Decoy Pricing
Worse option making target look better
- Term
- Decoy Pricing
- Field
- DTC E-commerce
- Category
- Marketing Channels
The short definition
Worse option making target look better
In direct-to-consumer e-commerce, operators optimize for blended MER, customer acquisition cost, average order value, repeat purchase rate, and gross margin. The discipline is faster-cycle than B2B but more dependent on creative production and ad-platform mechanics.
Decoy Pricing belongs to Marketing Channels and refers to a route to an audience. A shared definition keeps the team aligned.
How operators apply it
Decoy Pricing is not a switch you flip. It names a moving idea, and the way it plays out shifts with the setup. A lean team running one paid channel applies Decoy Pricing differently than a brand running ten. Use Decoy Pricing loosely and teams pull apart; pin it down and the math lines up.
One rule always holds. Settle the scope of Decoy Pricing up front, then build the plan. Get it backwards and Decoy Pricing becomes a word everyone uses and no one shares.
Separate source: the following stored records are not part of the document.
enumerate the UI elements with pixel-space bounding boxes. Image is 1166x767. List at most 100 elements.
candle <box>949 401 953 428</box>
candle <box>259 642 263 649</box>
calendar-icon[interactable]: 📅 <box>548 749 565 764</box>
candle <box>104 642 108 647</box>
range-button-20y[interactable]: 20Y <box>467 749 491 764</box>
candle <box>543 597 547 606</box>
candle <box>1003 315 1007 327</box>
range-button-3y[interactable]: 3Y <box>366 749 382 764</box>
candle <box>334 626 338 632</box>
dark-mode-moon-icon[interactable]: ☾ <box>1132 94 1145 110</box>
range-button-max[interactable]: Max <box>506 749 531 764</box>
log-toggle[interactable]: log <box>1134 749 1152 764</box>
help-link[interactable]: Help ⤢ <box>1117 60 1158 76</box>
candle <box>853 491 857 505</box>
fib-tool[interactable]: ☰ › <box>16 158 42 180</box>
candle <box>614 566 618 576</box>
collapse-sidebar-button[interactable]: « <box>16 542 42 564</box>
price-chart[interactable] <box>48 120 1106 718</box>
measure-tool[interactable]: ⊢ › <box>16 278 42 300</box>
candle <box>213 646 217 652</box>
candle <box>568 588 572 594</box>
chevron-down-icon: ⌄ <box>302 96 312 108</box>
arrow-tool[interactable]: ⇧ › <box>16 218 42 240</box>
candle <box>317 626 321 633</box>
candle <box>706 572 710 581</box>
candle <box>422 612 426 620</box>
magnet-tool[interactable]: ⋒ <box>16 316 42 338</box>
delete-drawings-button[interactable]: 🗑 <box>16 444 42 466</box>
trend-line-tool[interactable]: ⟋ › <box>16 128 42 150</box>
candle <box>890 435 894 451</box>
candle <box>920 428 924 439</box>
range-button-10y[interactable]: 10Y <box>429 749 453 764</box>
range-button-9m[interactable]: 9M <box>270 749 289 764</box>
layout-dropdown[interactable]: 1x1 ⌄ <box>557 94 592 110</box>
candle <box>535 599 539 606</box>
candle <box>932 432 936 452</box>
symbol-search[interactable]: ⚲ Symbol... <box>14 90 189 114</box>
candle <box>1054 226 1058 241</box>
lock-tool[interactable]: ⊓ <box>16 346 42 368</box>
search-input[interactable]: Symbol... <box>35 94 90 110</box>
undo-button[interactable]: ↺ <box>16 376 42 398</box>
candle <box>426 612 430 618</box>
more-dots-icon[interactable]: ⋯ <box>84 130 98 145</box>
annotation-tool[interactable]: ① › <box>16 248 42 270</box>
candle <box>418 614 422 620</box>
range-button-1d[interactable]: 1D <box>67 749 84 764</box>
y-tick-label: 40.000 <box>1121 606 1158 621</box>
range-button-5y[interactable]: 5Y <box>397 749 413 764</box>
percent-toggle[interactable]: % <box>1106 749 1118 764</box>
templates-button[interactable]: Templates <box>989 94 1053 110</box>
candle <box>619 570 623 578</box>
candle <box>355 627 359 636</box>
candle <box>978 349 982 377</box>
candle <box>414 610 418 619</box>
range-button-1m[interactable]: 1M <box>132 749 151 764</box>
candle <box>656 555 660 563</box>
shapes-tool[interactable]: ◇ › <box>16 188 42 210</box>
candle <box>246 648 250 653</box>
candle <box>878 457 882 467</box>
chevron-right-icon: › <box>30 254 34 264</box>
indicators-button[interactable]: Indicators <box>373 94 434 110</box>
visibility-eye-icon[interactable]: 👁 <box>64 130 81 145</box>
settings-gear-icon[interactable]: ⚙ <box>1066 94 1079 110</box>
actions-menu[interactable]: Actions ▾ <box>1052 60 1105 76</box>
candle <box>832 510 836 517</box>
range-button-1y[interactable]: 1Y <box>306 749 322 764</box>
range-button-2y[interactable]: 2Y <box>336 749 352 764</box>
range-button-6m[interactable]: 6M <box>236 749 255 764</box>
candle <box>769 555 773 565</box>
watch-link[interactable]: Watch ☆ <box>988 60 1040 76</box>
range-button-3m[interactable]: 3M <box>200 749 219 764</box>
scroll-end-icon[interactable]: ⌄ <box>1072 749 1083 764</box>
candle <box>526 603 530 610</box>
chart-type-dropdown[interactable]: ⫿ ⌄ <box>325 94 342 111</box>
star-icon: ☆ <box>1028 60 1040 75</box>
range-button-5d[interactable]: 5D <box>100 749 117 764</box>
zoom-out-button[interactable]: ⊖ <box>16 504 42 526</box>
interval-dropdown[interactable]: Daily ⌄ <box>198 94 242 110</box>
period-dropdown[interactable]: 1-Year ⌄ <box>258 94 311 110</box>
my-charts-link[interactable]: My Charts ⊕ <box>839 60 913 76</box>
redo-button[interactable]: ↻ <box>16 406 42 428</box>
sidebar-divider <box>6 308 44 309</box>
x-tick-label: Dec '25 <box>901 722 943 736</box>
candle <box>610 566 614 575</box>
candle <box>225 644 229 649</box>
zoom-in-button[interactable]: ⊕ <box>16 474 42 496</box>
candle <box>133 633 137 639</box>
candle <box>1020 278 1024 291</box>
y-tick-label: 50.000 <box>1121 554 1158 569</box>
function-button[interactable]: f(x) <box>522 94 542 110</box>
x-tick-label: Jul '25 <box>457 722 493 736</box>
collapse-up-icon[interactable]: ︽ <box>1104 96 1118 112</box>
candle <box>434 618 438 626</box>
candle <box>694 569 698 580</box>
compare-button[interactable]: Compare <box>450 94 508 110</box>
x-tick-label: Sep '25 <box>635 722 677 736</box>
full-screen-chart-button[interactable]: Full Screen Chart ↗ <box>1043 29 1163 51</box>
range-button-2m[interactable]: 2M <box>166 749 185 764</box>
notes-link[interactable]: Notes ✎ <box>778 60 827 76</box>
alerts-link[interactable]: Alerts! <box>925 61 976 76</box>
Hold that thought.
When teams use it
Use Decoy Pricing when it changes an outcome. For marketing channels teams, that tends to be three recurring moments. With no choice live, Decoy Pricing is good to know, not to chase.
- Setting budget. Decoy Pricing points to where the next dollar should go.
- Choosing a metric. Decoy Pricing tells you if the read reflects real effect.
- Comparing options. Decoy Pricing normalizes a side-by-side that hides real gaps.
A concrete walk-through
Look at HelloFresh. In a creative-refresh cadence, Decoy Pricing drove the decision rather than sitting in a footnote. A baseline came first, then a single agreed meaning of Decoy Pricing, then the read: hook rate rose from 21% to 29%.
| Stage | Action | What it bought |
|---|---|---|
| Baseline | Read the starting point before any change to Decoy Pricing. | Something concrete to compare to. |
| Define | Locked the scope of Decoy Pricing so it stayed stable. | A shared definition up front. |
| Act | A creative-refresh cadence — one variable. | One change, a clean read. |
| Result | Hook rate rose from 21% to 29% | A call backed by the read. |
These Decoy Pricing numbers are illustrative -- RGM analysis. The structure travels; the specific figures do not.
Mistakes worth avoiding
- One-size thinking. Using Decoy Pricing flat across every segment. The right cut differs by channel and margin.
- No anchor. Quoting Decoy Pricing without a starting point. Always pair it with a baseline.
- Vanity focus. Gaming Decoy Pricing instead of the result. Tie it to business value.
- Raw benchmarks. Stacking Decoy Pricing against rivals blind. Normalize for margin, pricing, and sales cycle.
Frequently asked questions
What does Decoy Pricing mean?
Why does Decoy Pricing matter for marketers?
How is Decoy Pricing used in practice?
Where do teams slip up on Decoy Pricing?
- What does Decoy Pricing mean?
- Worse option making target look better In short, fix that meaning before any tactic is debated.
- Why does Decoy Pricing matter for marketers?
- Decoy Pricing matters because vague vocabulary breaks strategy. A precise, shared definition keeps a team aligned.
- How is Decoy Pricing used in practice?
- Decoy Pricing supports a real choice: where money goes, what gets measured, which option wins. The HelloFresh case traces it.